Internet das coisas cresce a taxas anuais de 20% no país


Número de conexões de IoT no mercado mundial deverá saltar de 19,8 bilhões, projetado para 2025, para 40,6 bilhões em 2034

Por Maria Lúcia D’Urso — Para o Valor – 30/05/2025

Tópico importante dos projetos de transformação digital das corporações, a tecnologia de internet das coisas (IoT) avança no mundo. Graças a ela, é possível interconectar à internet dispositivos que vão de sensores a eletrodomésticos.

De acordo com dados da empresa de pesquisa inglesa Transforma Insight, o número de conexões de IoT no mercado mundial deverá saltar de 19,8 bilhões, projetado para 2025, para 40,6 bilhões em 2034. No primeiro lugar em uso dessa tecnologia está a China. A América Latina surge em quarto lugar, sendo o Brasil responsável por 40% dos investimentos pesados em conexões.

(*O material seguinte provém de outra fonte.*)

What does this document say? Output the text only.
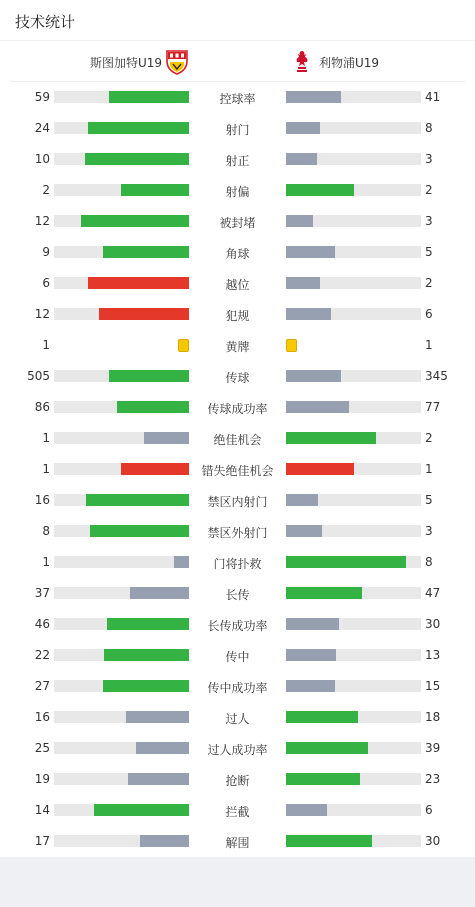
技术统计
斯图加特U19	利物浦U19
59	控球率	41
24	射门	8
10	射正	3
2	射偏	2
12	被封堵	3
9	角球	5
6	越位	2
12	犯规	6
1	黄牌	1
505	传球	345
86	传球成功率	77
1	绝佳机会	2
1	错失绝佳机会	1
16	禁区内射门	5
8	禁区外射门	3
1	门将扑救	8
37	长传	47
46	长传成功率	30
22	传中	13
27	传中成功率	15
16	过人	18
25	过人成功率	39
19	抢断	23
14	拦截	6
17	解围	30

O setor de IoT no Brasil vem crescendo a taxas anuais de 20%, de acordo com estimativas do mercado. “O marco inicial para o aquecimento no Brasil foi o Plano Nacional de Internet das Coisas, de 2019. A partir dessa data surgiram muitas empresas especializadas em implementar aplicações em pacotes integrados de hardware, software e serviços de análise de dados”, afirma Rogério Moreira, diretor de tecnologia da Associação Brasileira de Internet das Coisas (Abinc).

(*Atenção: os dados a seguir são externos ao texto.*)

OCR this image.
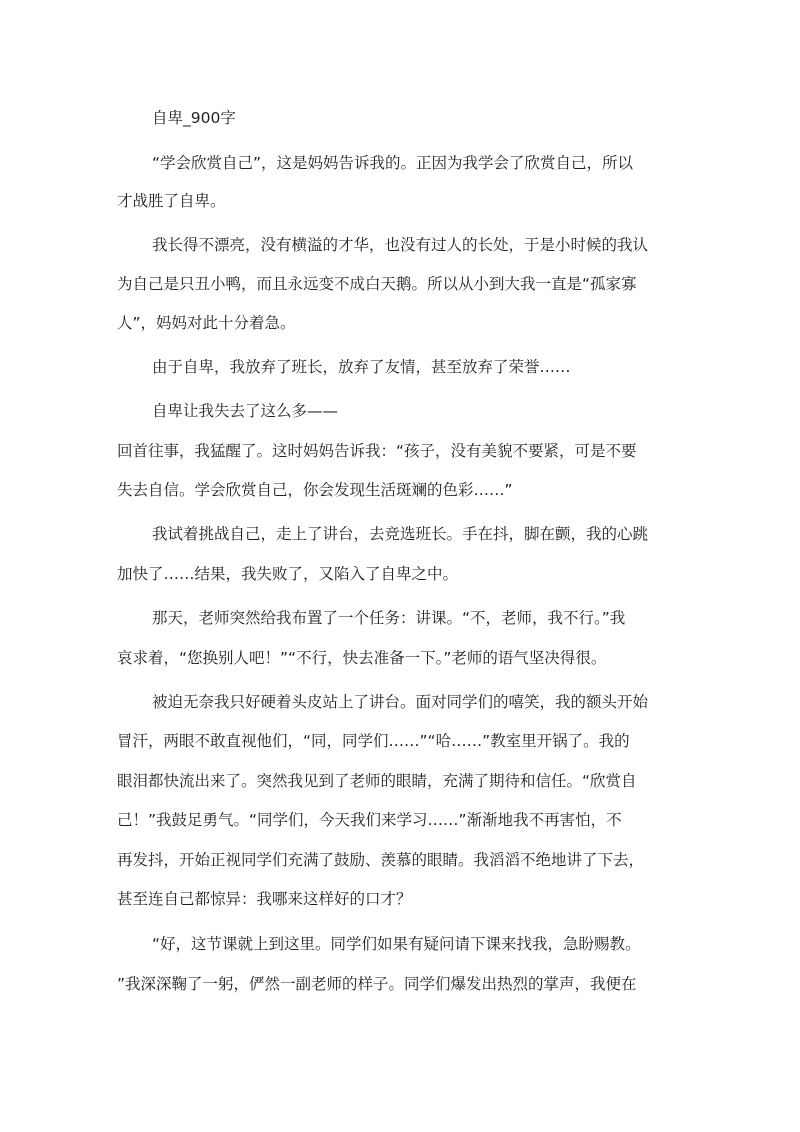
自卑_900字
“学会欣赏自己”，这是妈妈告诉我的。正因为我学会了欣赏自己，所以
才战胜了自卑。
我长得不漂亮，没有横溢的才华，也没有过人的长处，于是小时候的我认
为自己是只丑小鸭，而且永远变不成白天鹅。所以从小到大我一直是“孤家寡
人”，妈妈对此十分着急。
由于自卑，我放弃了班长，放弃了友情，甚至放弃了荣誉……
自卑让我失去了这么多——
回首往事，我猛醒了。这时妈妈告诉我：“孩子，没有美貌不要紧，可是不要
失去自信。学会欣赏自己，你会发现生活斑斓的色彩……”
我试着挑战自己，走上了讲台，去竞选班长。手在抖，脚在颤，我的心跳
加快了……结果，我失败了，又陷入了自卑之中。
那天，老师突然给我布置了一个任务：讲课。“不，老师，我不行。”我
哀求着，“您换别人吧！”“不行，快去准备一下。”老师的语气坚决得很。
被迫无奈我只好硬着头皮站上了讲台。面对同学们的嘻笑，我的额头开始
冒汗，两眼不敢直视他们，“同，同学们……”“哈……”教室里开锅了。我的
眼泪都快流出来了。突然我见到了老师的眼睛，充满了期待和信任。“欣赏自
己！”我鼓足勇气。“同学们，今天我们来学习……”渐渐地我不再害怕，不
再发抖，开始正视同学们充满了鼓励、羡慕的眼睛。我滔滔不绝地讲了下去，
甚至连自己都惊异：我哪来这样好的口才？
“好，这节课就上到这里。同学们如果有疑问请下课来找我，急盼赐教。
”我深深鞠了一躬，俨然一副老师的样子。同学们爆发出热烈的掌声，我便在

A IoT emprega diversos tipos de redes para conectar dispositivos, cada uma com suas próprias características e aplicações. Entre as mais comuns, destacam-se a wi-fi, a celular (3G, 4G, 5G), a LoRaWAN e as redes via satélite. Cada uma dessas tecnologias possui diferentes alcance, velocidade, consumo de energia e custo. A LoRaWAN, por exemplo, caracteriza-se por ser sem fio, de longo alcance e baixo consumo de energia.

“As conexões de IoT via rede móvel, de celulares, preponderam no Brasil, pelas altas taxas de disponibilidade”, assinala Moreira, da Abinc. Segundo a consultoria Teleco, esse tipo de conexão registrou um crescimento de 22% em 2024 e deverá manter essa mesma porcentagem este ano.

Na lista dos setores que mais empregam IoT, cujas aplicações, por enquanto, são mais sustentadas por redes 4G, destacam-se as áreas de agronegócio, empresas de serviços públicos, indústria e transportes. Uma das aplicações no agronegócio é o monitoramento de culturas. Por meio de sensores espalhados pelo solo, é possível acompanhar, em tempo real, variáveis como temperatura, umidade, nível de nutrientes e até a saúde das plantas.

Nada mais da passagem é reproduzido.